2025 Update: Elder Law and Estate Tax Planning – Frequently Asked Questions
Planning for the future can feel like navigating a maze, especially when it comes to elder law and estate tax planning. Let’s break down some common questions to make this journey a bit smoother.
When Do Estate Taxes Kick In?
As of 2025, each individual has a federal estate tax exemption of $11.58 million, while New York State offers an exemption of $5.85 million. This means you can pass on up to these amounts without incurring estate taxes. However, without proper planning, a couple might miss out on maximizing these exemptions. For instance, without a credit shelter trust, the first spouse’s exemption could be lost, potentially exposing the estate to unnecessary taxes.
Can I Avoid Estate Tax by Naming Beneficiaries on My Accounts?
Simply adding beneficiaries to your accounts doesn’t sidestep estate taxes. While it might help assets bypass probate, it doesn’t exempt them from estate taxation. If avoiding taxes were that straightforward, the system wouldn’t function as it does.
What if the Estate Exceeds $11.7 Million?
For substantial estates, strategies like Limited Liability Partnerships (LLPs), Limited Liability Companies (LLCs), and trusts come into play. A common approach involves creating a business entity, funding it with assets like real estate or securities, and having children contribute a small percentage. This setup can lead to valuation discounts, reducing the taxable value of the estate. Over time, parents can gift their interest to their children, allowing appreciation to occur outside the taxable estate.
Can I Rely Solely on Medicaid Planning Instead of Long-Term Care Insurance?
Counting solely on Medicaid isn’t advisable. Medicaid should be viewed as the last resort, especially as eligibility criteria have tightened over the years. For example, the look-back period for asset transfers has extended from three to five years, with proposals to increase it further. Exploring long-term care insurance options is a prudent step to ensure comprehensive coverage.
How Should I Provide for a Child Who Needs More Help Than Others in My Will?
Striving for equality in your will can prevent potential conflicts among siblings. If one child requires additional support, consider setting up separate accounts or certificates of deposit (CDs) naming them as beneficiaries. This approach allows for equitable distribution without causing discord.

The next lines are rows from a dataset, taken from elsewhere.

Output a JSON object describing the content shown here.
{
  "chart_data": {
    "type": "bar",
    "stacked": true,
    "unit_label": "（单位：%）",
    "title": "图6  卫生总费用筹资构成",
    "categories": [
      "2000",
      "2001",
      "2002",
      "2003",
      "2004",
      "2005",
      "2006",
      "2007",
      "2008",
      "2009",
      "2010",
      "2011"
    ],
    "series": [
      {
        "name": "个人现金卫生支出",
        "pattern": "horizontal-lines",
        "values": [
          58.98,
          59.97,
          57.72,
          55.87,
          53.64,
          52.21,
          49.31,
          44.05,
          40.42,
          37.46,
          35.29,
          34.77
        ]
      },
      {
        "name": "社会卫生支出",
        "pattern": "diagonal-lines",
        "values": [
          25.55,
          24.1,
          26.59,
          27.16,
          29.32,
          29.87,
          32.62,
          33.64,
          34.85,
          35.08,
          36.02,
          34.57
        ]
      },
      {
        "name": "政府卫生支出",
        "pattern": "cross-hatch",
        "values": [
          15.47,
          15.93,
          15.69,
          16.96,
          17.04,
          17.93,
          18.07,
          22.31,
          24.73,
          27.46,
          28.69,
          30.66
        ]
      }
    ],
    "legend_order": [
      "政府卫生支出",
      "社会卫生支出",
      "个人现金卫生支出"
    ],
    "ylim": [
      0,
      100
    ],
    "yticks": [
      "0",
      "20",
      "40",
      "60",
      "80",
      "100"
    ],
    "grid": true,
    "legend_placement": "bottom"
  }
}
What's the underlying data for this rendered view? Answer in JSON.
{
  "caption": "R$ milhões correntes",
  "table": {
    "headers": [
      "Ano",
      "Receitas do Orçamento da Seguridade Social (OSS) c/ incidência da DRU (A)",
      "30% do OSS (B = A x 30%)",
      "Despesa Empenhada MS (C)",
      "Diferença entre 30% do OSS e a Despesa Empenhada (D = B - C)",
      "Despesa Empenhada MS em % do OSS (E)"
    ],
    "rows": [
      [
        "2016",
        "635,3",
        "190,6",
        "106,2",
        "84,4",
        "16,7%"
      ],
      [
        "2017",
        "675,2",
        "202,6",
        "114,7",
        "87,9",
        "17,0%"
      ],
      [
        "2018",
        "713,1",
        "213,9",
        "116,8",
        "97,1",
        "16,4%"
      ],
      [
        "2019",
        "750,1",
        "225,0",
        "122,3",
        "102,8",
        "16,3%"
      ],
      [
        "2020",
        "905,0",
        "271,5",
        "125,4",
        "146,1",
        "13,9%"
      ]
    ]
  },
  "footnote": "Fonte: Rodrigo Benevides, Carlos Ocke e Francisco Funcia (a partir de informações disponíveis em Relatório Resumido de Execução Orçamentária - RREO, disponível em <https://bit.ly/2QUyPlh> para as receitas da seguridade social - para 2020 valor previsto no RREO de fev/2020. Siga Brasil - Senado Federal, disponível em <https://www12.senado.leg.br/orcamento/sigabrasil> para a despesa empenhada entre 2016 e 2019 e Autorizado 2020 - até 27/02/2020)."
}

I Own My Home and Live There with My Second Husband. How Can I Protect Him If I Die First?
Instead of bequeathing the house outright, granting your spouse the right to occupy the home upon your death can be a wise move. This ensures they have a place to live without the risk of the property eventually passing to individuals outside your intended beneficiaries.
Does ‘Irrevocable’ Mean Nothing in the Trust Can Be Changed?
Not necessarily. A well-drafted irrevocable trust can allow you to retain certain powers, such as removing and replacing trustees or modifying beneficiaries. If your house is in the trust, it can still be sold with your written permission. These flexibilities ensure the trust serves its purpose while adapting to changing circumstances.
Conclusion
Elder law and estate tax planning are intricate fields, but understanding the basics can empower you to make informed decisions. Consulting with experienced professionals can further tailor strategies to your unique situation, ensuring your assets and loved ones are protected.